Il est amusant de constater qu’un cinéaste aussi éloigné des critères du cinéma américain, tel qu’Eric Rohmer ne fait pas autre chose dans ses deux derniers films historiques, L’Anglaise et le duc et Triple agent. Cette remarque m’amène à une autre considération : quand et comment un film historique cesse de l’être pour devenir un film politique ? Je vous laisse répondre à cette question...

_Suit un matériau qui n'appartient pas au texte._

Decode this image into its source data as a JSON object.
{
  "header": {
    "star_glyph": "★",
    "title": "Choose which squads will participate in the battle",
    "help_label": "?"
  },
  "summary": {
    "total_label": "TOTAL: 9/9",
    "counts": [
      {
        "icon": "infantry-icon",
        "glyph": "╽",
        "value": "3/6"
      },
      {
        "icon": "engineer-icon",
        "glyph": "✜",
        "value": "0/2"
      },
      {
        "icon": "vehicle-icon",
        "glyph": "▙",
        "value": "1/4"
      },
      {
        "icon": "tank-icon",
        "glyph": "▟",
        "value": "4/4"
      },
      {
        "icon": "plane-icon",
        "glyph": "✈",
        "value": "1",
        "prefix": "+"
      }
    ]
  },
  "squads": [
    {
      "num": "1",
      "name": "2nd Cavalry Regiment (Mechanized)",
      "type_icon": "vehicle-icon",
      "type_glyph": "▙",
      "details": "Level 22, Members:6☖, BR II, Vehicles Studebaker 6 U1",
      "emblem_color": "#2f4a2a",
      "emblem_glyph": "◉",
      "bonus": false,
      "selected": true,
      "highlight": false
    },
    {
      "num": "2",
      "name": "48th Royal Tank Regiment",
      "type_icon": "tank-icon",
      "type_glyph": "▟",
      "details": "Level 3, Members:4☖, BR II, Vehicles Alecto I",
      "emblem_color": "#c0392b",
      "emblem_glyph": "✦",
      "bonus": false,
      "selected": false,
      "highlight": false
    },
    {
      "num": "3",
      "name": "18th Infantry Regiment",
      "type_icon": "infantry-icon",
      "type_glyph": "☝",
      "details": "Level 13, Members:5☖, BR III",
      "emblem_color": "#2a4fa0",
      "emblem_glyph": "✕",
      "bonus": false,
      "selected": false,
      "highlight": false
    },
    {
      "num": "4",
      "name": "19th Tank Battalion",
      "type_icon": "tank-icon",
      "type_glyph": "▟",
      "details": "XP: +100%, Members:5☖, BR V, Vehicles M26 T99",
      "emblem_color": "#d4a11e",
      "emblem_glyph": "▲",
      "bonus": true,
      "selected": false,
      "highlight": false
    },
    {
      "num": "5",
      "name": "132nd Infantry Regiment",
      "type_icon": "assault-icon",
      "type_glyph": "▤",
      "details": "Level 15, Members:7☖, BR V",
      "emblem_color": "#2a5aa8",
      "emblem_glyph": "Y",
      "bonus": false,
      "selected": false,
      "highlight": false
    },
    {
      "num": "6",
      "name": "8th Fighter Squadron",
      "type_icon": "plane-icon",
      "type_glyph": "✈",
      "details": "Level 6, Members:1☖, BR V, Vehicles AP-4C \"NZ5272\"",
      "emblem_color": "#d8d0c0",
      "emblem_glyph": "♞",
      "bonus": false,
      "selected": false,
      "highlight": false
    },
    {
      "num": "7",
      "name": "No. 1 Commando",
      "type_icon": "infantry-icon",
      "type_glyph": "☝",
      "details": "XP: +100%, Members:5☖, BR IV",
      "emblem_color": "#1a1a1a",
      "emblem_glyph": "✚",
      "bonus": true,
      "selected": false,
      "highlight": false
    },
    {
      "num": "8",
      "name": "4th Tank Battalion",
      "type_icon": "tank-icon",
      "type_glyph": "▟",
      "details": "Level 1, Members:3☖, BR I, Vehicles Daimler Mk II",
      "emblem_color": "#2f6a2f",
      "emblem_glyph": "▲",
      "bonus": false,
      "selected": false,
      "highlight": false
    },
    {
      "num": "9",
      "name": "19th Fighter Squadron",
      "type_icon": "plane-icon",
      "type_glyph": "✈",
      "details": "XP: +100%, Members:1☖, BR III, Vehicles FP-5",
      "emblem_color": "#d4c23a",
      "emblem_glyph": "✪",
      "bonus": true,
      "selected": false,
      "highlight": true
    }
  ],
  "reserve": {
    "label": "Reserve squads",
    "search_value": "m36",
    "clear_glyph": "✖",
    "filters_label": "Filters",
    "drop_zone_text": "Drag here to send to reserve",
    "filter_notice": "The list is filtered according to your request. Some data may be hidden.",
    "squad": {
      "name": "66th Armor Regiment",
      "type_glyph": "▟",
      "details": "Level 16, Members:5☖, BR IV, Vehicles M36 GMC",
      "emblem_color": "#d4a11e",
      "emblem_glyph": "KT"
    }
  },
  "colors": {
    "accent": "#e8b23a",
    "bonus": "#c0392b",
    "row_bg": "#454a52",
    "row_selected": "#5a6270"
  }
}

Dans une interview, Ethan Fox déclarait qu’il voulait être l’Almodovar israélien. Disons qu’il est sur la bonne voie mais qu’il a encore du travail pour y parvenir. Comme l’Espagnol, il a visiblement un don pour les castings justes et un grand talent pour la direction des acteurs. Dans The Bubble, ils sont tous formidables. Comme Almodovar, il possède un vrai courage dans le choix de ses sujets et leur traitement. Ni l’armée, ni la gauche israélienne, ni les palestiniens sont traités avec ménagement. Comme son modèle, il est aussi à l’aise dans le drame que dans la comédie et dans ce dernier registre certaines scènes, bien amenées, sont hilarantes, mais l’on passe vite du rire aux larmes. Il sait aussi très bien capter l’atmosphère du petit monde de Tel Aviv dans lequel vivent ses protagonistes grâce notamment à une judicieuse utilisation des décors. Enfin dernier point commun entre les deux artistes, l’excellence et l’originalité de la musique qui dynamise The Bubble de bout en bout. La belle musique originale du film émane d'une rock star israélienne montante : Ivry Lider.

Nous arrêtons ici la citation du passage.